Il est possible pour les éditeurs de sites Internet de contourner, du moins en partie, les effets de Distraction Control, la nouvelle fonctionnalité intégrée par Apple sur Safari et iOS 18, ainsi que sur le nouveau OS pour Mac qui permet aux utilisateurs, depuis le 16 septembre, d'effacer en un clic n'importe quel élément d'une page web (titre, article, jour et heure de publication, image, publicité, fenêtre de consentement aux cookies…). Ce constat sort des tests préliminaires réalisés par l'Alliance Digitale avec ses membres et concerne plus particulièrement le volet publicitaire. La clé se trouve dans le code HTML des pages, qu'il s'agira pour les éditeurs de rendre un peu plus dynamiques, en y injectant du bruit.
Avant d'aller plus loin dans l'explication des remèdes, rappelons déjà le principe de fonctionnement de Distraction Control : l'utilisateur l'active à partir d'un menu disponible dans la barre de recherche chez Safari et peut alors choisir n'importe quel élément de la page pour le faire disparaître. En réalité Distraction Control ne supprime pas ces éléments : il les masque, en couvrant les balises HTML correspondantes au sein du code source de la page. "L'élément est toujours présent, il n'est cependant pas visible. En fonction des éditeurs, les éléments masqués peuvent le rester tant que l'utilisateur ne choisit pas de les faire réapparaître. Chez d'autres éditeurs cependant, nous avons observé que les encarts publicitaires sont réaffichés lors du rechargement de la page", déclare Arian Senior, CTO de l'Alliance Digitale. Quand l'élément réapparaît, il reprend son cycle normal. Dans le cas d'une publicité, elle redeviendra visible.

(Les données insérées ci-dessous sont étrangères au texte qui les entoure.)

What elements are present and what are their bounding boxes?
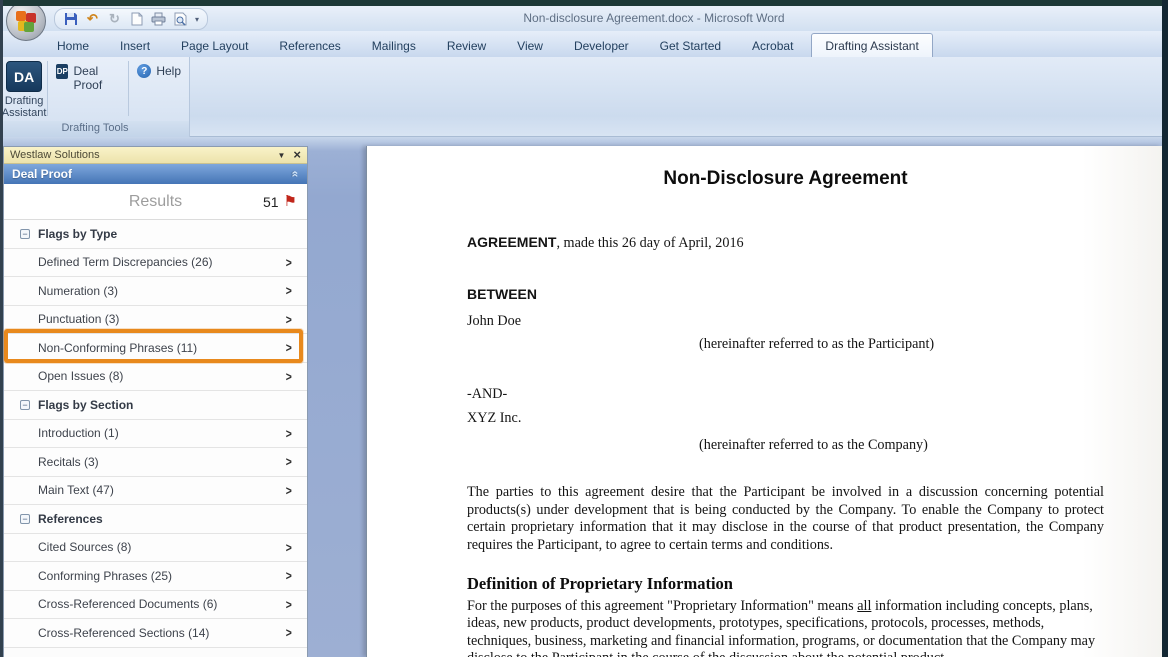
redo-icon: ↻ — [107, 12, 122, 27]
tree-item-numeration[interactable]: Numeration (3) > — [4, 277, 307, 306]
recitals-paragraph: The parties to this agreement desire tha… — [467, 484, 1104, 554]
document-content: Non-Disclosure Agreement AGREEMENT, made… — [367, 146, 1162, 657]
help-label: Help — [156, 64, 181, 78]
print-preview-icon[interactable] — [173, 12, 188, 27]
chevron-right-icon: > — [286, 340, 292, 355]
drafting-assistant-icon: DA — [6, 61, 42, 92]
deal-proof-section-header[interactable]: Deal Proof « — [4, 164, 307, 184]
tree-item-non-conforming-phrases[interactable]: Non-Conforming Phrases (11) > — [4, 334, 307, 363]
chevron-right-icon: > — [286, 625, 292, 640]
deal-proof-label: Deal Proof — [73, 64, 120, 92]
agreement-line: AGREEMENT, made this 26 day of April, 20… — [467, 234, 1104, 253]
collapse-minus-icon[interactable]: − — [20, 514, 30, 524]
quick-access-toolbar: ↶ ↻ ▾ — [54, 8, 208, 30]
party2-name: XYZ Inc. — [467, 410, 1104, 428]
ribbon: DA Drafting Assistant DP Deal Proof ? He… — [0, 57, 1168, 137]
results-tree: − Flags by Type Defined Term Discrepanci… — [4, 220, 307, 648]
office-logo-icon — [16, 11, 36, 31]
flag-icon: ⚑ — [284, 194, 297, 209]
document-window: Westlaw Solutions ▼ × Deal Proof « Resul… — [0, 137, 1168, 657]
between-heading: BETWEEN — [467, 286, 1104, 304]
help-button[interactable]: ? Help — [129, 57, 189, 120]
tree-item-cross-referenced-documents[interactable]: Cross-Referenced Documents (6) > — [4, 591, 307, 620]
results-count: 51 — [263, 194, 279, 210]
definition-heading: Definition of Proprietary Information — [467, 575, 1104, 593]
tree-item-punctuation[interactable]: Punctuation (3) > — [4, 306, 307, 335]
section-title: Deal Proof — [12, 167, 72, 181]
tree-item-recitals[interactable]: Recitals (3) > — [4, 448, 307, 477]
chevron-right-icon: > — [286, 597, 292, 612]
drafting-assistant-button[interactable]: DA Drafting Assistant — [1, 57, 47, 120]
tree-item-open-issues[interactable]: Open Issues (8) > — [4, 363, 307, 392]
chevron-right-icon: > — [286, 369, 292, 384]
party2-note: (hereinafter referred to as the Company) — [699, 437, 1104, 455]
chevron-right-icon: > — [286, 312, 292, 327]
tab-home[interactable]: Home — [44, 35, 102, 57]
results-label: Results — [129, 193, 182, 211]
collapse-section-icon[interactable]: « — [289, 171, 303, 178]
ribbon-tab-row: Home Insert Page Layout References Maili… — [0, 31, 1168, 57]
window-left-edge — [0, 0, 3, 657]
document-page[interactable]: Non-Disclosure Agreement AGREEMENT, made… — [366, 146, 1162, 657]
tree-item-main-text[interactable]: Main Text (47) > — [4, 477, 307, 506]
tab-acrobat[interactable]: Acrobat — [739, 35, 806, 57]
chevron-right-icon: > — [286, 483, 292, 498]
tab-references[interactable]: References — [266, 35, 353, 57]
tree-group-flags-by-section[interactable]: − Flags by Section — [4, 391, 307, 420]
help-icon: ? — [137, 64, 151, 78]
and-separator: -AND- — [467, 386, 1104, 404]
tree-item-conforming-phrases[interactable]: Conforming Phrases (25) > — [4, 562, 307, 591]
task-pane-title: Westlaw Solutions — [10, 149, 100, 161]
chevron-right-icon: > — [286, 283, 292, 298]
tab-developer[interactable]: Developer — [561, 35, 642, 57]
qat-customize-icon[interactable]: ▾ — [195, 15, 199, 24]
window-top-edge — [0, 0, 1168, 6]
tree-item-defined-term-discrepancies[interactable]: Defined Term Discrepancies (26) > — [4, 249, 307, 278]
collapse-minus-icon[interactable]: − — [20, 400, 30, 410]
save-icon[interactable] — [63, 12, 78, 27]
document-title: Non-Disclosure Agreement — [467, 170, 1104, 188]
chevron-right-icon: > — [286, 426, 292, 441]
drafting-tools-group: DA Drafting Assistant DP Deal Proof ? He… — [0, 57, 190, 137]
collapse-minus-icon[interactable]: − — [20, 229, 30, 239]
tab-insert[interactable]: Insert — [107, 35, 163, 57]
pane-menu-icon[interactable]: ▼ — [277, 151, 285, 160]
window-title: Non-disclosure Agreement.docx - Microsof… — [300, 11, 1008, 25]
chevron-right-icon: > — [286, 255, 292, 270]
chevron-right-icon: > — [286, 540, 292, 555]
westlaw-task-pane: Westlaw Solutions ▼ × Deal Proof « Resul… — [3, 146, 308, 657]
tree-item-cross-referenced-sections[interactable]: Cross-Referenced Sections (14) > — [4, 619, 307, 648]
word-window: Non-disclosure Agreement.docx - Microsof… — [0, 0, 1168, 657]
results-header: Results 51 ⚑ — [4, 184, 307, 220]
tree-item-cited-sources[interactable]: Cited Sources (8) > — [4, 534, 307, 563]
tab-page-layout[interactable]: Page Layout — [168, 35, 261, 57]
tab-get-started[interactable]: Get Started — [647, 35, 734, 57]
party1-note: (hereinafter referred to as the Particip… — [699, 336, 1104, 354]
chevron-right-icon: > — [286, 454, 292, 469]
party1-name: John Doe — [467, 313, 1104, 331]
chevron-right-icon: > — [286, 568, 292, 583]
da-label-line2: Assistant — [2, 107, 47, 119]
new-document-icon[interactable] — [129, 12, 144, 27]
undo-icon[interactable]: ↶ — [85, 12, 100, 27]
deal-proof-icon: DP — [56, 64, 68, 79]
pane-close-icon[interactable]: × — [293, 150, 301, 160]
print-icon[interactable] — [151, 12, 166, 27]
deal-proof-button[interactable]: DP Deal Proof — [48, 57, 128, 120]
tab-review[interactable]: Review — [434, 35, 499, 57]
tree-item-introduction[interactable]: Introduction (1) > — [4, 420, 307, 449]
window-right-edge — [1162, 0, 1168, 657]
tab-drafting-assistant[interactable]: Drafting Assistant — [811, 33, 932, 57]
task-pane-title-bar: Westlaw Solutions ▼ × — [4, 147, 307, 164]
tab-view[interactable]: View — [504, 35, 556, 57]
tree-group-references[interactable]: − References — [4, 505, 307, 534]
group-label: Drafting Tools — [1, 121, 189, 137]
tree-group-flags-by-type[interactable]: − Flags by Type — [4, 220, 307, 249]
da-label-line1: Drafting — [2, 95, 47, 107]
tab-mailings[interactable]: Mailings — [359, 35, 429, 57]
definition-paragraph: For the purposes of this agreement "Prop… — [467, 598, 1104, 657]
office-button[interactable] — [6, 1, 46, 41]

L'éditeur lui ne se rend compte de rien et aucune information n'est fournie par Apple pour lui permettre de savoir quand un élément est masqué. "Certes, certaines propriétés des éléments masqués sont modifiées dans le code HTML, mais c'est très difficile de les détecter et cela exigerait de constamment les vérifier", explique l'expert. Pire encore, s'il essaye de forcer pour supprimer le masque, cela ne marche pas non plus. "Nous avons essayé de forcer dans le code HTML l'affichage des éléments qui sont masqués par Distraction Control mais cela ne fonctionne pas. Nous soupçonnons que le masquage est géré via une règle codée dans le moteur de rendu des pages HTML de Safari. Cette règle sera toujours traitée en priorité par Safari même si l'éditeur tente de forcer l'affichage des éléments masqués côté client", poursuit Arian Senior.
Décourager et bloquer
Pour contourner Distraction Control, l'éditeur doit jouer sur deux fronts. Tout d'abord, il doit empêcher Safari de masquer durablement les éléments choisis par l'utilisateur. Pour ce faire il suffit d'injecter du bruit dans le code afin d'empêcher Safari de reconnaître l'élément lorsque la page est rafraichie ou à chaque nouvelle session. Concrètement, il s'agira pour l'éditeur de rendre dynamiques les attributs des balises HTML, notamment leur identifiant et, si nécessaire, leur attribut "Class". Comme le navigateur ne sera pas en mesure de masquer durablement l'élément choisi par l'utilisateur, ce dernier devra à chaque fois demander à le détruire dès qu'il changera de page. De quoi le décourager.
Une deuxième mesure est nécessaire : bloquer le scroll du site à chaque fois que l'utilisateur essayera de faire disparaître la fenêtre de consentement aux traceurs publicitaires. Une astuce technique déjà bien connue des éditeurs qu'il s'agirait d'adopter par défaut, à chaque fois que l'utilisateur poursuivrait sa navigation sans cliquer sur une des options proposées par la plateforme de gestion du consentement (CMP). "L'utilisateur aura l'impression d'être face à un bug : quand il rafraîchira la page, il ne pourra toujours pas scroller", précise l'expert. De quoi le décourager de poursuivre sur cette voie… et l'inciter à annuler l'opération de masquage. "En parallèle, il est important également de réafficher la fenêtre de consentement à chaque nouvelle page ouverte par l'utilisateur afin de ne pas bloquer ce dernier dans la durée, ce qui serait préjudiciable pour l'éditeur", explique-t-il.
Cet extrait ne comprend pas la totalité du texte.